I've never watched History's Ice Road Truckers or Discovery's Deadliest Catch, the very popular reality shows from producer Thom Beers, but they've clearly hit on some untapped market for stories about very manly men doing manly, primal things. Beers' latest, Black Gold, seems to follow the same formula, forgoing reality-show staples like contrived competitions, teary confessionals and staged situations to document the real-life perils of a tough-guy occupation (in this case, Texas oil drillers). I'm not quite sure I see the addictive appeal of a show like this, which to me seemed more like an educational program than a reality show. Sure, the two episodes I watched did spend a little time sketching out colorful characters on the three oil rigs that are the show's focus, and one episode featured that classic reality-TV staple, the drunken bar fight. But the nature of capturing such a volatile endeavor on tape means there isn't really any time to set up proper vantage points or properly cover each moment of drama, so the show is narrated nearly start to finish, explaining both the fundamentals of drilling and the relationships among the main participants.
You certainly learn more here than from your average reality show, but at the same time there isn't the emotional attachment to the participants that makes the show worth coming back to every week. When the narrator has to explain the same things over and over again (especially how much money everything costs, and how much they lose when things go wrong - the show is obsessed with dollar figures), the show loses its urgency and becomes just something teachers might use to pass the time on a rainy day in school. The producers do make an effort to establish some breakout personalities, but the people are generally too busy drilling oil to engage in too many TV-friendly hijinks.

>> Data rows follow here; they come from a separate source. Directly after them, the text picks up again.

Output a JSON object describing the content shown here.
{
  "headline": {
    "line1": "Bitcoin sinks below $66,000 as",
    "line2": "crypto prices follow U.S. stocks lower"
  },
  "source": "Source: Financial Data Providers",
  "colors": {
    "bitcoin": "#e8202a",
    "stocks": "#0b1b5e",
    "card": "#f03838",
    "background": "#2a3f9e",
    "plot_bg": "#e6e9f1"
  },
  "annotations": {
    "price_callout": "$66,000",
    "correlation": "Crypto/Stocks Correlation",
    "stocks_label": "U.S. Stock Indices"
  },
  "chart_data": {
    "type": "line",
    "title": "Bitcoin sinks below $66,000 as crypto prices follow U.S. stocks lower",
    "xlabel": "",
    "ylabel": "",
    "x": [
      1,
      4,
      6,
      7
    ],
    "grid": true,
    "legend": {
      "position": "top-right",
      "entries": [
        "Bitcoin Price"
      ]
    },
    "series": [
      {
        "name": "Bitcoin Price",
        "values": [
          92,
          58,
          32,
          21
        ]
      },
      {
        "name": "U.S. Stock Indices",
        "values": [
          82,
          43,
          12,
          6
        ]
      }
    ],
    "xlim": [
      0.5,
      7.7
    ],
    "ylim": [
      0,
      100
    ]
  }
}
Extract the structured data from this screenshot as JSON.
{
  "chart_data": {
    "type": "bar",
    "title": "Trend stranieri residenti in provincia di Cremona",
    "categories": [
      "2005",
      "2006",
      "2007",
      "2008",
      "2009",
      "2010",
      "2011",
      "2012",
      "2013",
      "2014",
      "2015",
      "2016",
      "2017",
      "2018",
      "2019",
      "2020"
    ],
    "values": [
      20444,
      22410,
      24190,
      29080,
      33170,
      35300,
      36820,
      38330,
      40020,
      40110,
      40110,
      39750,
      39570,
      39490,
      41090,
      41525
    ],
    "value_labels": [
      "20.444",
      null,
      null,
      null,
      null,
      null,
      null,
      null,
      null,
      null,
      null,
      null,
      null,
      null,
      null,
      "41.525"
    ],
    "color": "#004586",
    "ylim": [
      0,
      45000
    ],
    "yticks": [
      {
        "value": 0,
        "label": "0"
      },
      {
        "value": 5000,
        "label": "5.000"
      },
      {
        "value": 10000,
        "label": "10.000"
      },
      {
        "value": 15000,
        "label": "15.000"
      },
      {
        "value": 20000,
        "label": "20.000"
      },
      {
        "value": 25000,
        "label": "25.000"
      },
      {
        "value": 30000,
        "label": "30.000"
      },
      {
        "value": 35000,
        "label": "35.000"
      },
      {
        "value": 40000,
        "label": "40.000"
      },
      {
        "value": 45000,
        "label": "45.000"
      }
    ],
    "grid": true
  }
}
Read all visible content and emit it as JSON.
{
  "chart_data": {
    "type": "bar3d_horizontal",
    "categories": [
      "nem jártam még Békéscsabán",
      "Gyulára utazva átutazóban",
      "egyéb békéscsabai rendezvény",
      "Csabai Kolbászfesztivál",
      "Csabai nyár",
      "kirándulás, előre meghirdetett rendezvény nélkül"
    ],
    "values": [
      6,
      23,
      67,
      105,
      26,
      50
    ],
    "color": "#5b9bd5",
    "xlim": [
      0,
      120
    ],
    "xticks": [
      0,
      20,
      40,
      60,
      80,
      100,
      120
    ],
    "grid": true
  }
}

No one's all that lovable or hateable, either - it's not like there are any real-life Daniel Plainviews here drinking people's milkshakes; just hard-working regular guys trying to make a living. That may be admirable, but it's not great TV.
Learning about drilling is sort of interesting, but I don't think I need a weekly hourlong show for that. One special would be more than enough, and the drama here just isn't compelling enough to return week after week. Then again, there seems to be an underserved audience for this sort of thing, so maybe as a sheltered member of the creative class, I just don't get it. Tru TV, Wednesdays, 10 p.m.